VICIOUS LIPS is a mess of a film. The poster promises the intergalactic rock’n’roll adventures of an all-women new-wave band, but the final result is a disorienting half-finished nightmare. It’s got a great premise: The up-and-coming rock band The Vicious Lips must race across the universe to make it to their first big gig, but instead of going on a goofy galactic road trip, their spaceship instantly crash lands on a desert planet, and we spend the rest of the film watching the unenthused band members, who can only be told apart by their wicked cool wigs, walk from nondescript room to nondescript room. There’s an escaped monster on the loose, who looks like a half-transformed werewolf, and he doesn’t do diddly squat. On the plus side, the film looks great thanks to the colorful cinematography by Tim Suhrstedt, and we do get some catchy 80’s style power synth songs by Sue Saad. The film devolves into a head-scratching finale where the lead singer runs through a haunted house populated by cannibals, and it’s all revealed to be nothing but a dream. The running time is padded out with the band singing “Lunar Madness” over TWO montages of scenes we just witnessed. Ouch.
It’s impossible for me to watch VICIOUS LIPS and not think that Pyun was unconsciously articulating his own state of mind. After the mega success of his debut feature THE SWORD AND THE SORCERER, Pyun must have believed he was a hair’s breadth from the big time. Sadly, everything went wrong on his second picture RADIOACTIVE DREAMS and the bond company was forced to step in.
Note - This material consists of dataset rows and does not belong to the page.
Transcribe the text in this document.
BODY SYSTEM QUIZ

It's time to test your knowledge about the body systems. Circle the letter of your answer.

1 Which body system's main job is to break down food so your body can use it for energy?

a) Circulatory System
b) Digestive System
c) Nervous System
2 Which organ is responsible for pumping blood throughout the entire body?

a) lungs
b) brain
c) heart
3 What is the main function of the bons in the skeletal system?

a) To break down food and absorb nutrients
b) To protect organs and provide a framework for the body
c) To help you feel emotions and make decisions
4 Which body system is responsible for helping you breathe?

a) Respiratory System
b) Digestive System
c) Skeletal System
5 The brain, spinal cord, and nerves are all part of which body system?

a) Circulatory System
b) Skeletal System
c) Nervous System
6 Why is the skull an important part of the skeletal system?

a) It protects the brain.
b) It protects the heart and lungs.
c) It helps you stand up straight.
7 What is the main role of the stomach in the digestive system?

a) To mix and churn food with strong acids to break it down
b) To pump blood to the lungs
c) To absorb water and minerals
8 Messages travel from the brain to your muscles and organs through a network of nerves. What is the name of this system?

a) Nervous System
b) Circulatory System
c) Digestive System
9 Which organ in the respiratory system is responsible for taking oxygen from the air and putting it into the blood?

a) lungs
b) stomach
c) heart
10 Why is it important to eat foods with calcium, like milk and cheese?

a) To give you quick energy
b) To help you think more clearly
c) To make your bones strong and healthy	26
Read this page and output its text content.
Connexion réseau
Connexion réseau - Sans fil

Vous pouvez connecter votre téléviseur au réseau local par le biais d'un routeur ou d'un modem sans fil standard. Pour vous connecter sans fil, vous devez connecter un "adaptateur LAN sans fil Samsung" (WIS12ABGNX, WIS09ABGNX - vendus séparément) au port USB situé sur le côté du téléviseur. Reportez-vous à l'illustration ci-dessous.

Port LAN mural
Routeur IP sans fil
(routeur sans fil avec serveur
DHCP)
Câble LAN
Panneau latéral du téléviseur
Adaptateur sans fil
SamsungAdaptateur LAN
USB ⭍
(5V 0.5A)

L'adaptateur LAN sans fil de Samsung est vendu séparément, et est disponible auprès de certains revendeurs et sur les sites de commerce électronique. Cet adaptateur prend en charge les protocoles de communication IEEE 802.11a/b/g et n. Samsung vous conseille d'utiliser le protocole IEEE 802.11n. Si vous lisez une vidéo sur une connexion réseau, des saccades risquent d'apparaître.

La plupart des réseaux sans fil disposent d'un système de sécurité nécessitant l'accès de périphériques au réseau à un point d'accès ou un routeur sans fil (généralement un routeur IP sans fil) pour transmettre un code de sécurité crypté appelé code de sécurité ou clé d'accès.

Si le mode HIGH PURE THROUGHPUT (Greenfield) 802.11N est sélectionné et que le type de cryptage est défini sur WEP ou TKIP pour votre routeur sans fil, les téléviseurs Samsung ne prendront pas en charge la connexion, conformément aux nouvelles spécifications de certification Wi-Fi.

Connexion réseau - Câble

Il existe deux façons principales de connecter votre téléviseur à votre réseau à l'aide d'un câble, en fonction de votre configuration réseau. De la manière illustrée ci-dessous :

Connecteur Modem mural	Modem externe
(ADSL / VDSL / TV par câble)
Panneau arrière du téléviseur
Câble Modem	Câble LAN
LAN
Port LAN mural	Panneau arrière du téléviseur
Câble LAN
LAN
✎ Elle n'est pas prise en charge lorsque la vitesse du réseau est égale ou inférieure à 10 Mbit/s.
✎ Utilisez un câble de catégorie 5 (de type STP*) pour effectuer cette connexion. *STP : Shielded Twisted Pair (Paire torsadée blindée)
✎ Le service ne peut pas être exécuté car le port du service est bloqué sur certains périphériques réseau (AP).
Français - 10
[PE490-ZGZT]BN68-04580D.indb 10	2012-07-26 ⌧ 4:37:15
Pyun was kicked to the curb, the film was finished without his involvement, and he was left crushed and empty-handed. VICIOUS LIPS was supposed to be Pyun’s ‘prove them wrong’ follow up: A simple, high concept, sellable product, that could be knocked out quickly in seven days to the tune of $100,000. It obviously wasn’t enough time or money, because the final product stinks of sheer desperation. Master shots are edited haphazardly together in a dreamy LAST YEAR IN MARIENBAD style, subplots are introduced and dropped, and whole conversations are steamrolled into musical montages. Yet, the bareness of its visual style and uneventful story seem to be a door into Pyun’s emotional state: The band’s singer, desperately wants to be a star and is willing to do anything to achieve it, but all she gets for her troubles is misery. Just like Pyun was always on the cusp of Hollywood success, but found himself tossed back into the no-budget ghetto again and again.
I hated VICIOUS LIPS the first time I saw it, but on this viewing, it revealed itself as an Antonioni-esque tale of isolation and statis, with the dreamy feel of a cut-rate LAST YEAR AT MARIENBAD. It may seem like an in-joke that the Vicious Lips are going to play their big break at The Radioactive Dream, but its way sadder when you consider what that means in the context of Pyun’s career.
Empire Picture pictures released the film quietly in a few theaters and then dumped it on video in a handful of countries that did not include North America or the UK. It was only released in the last few years on DVD and Blu-ray by Shout Factory.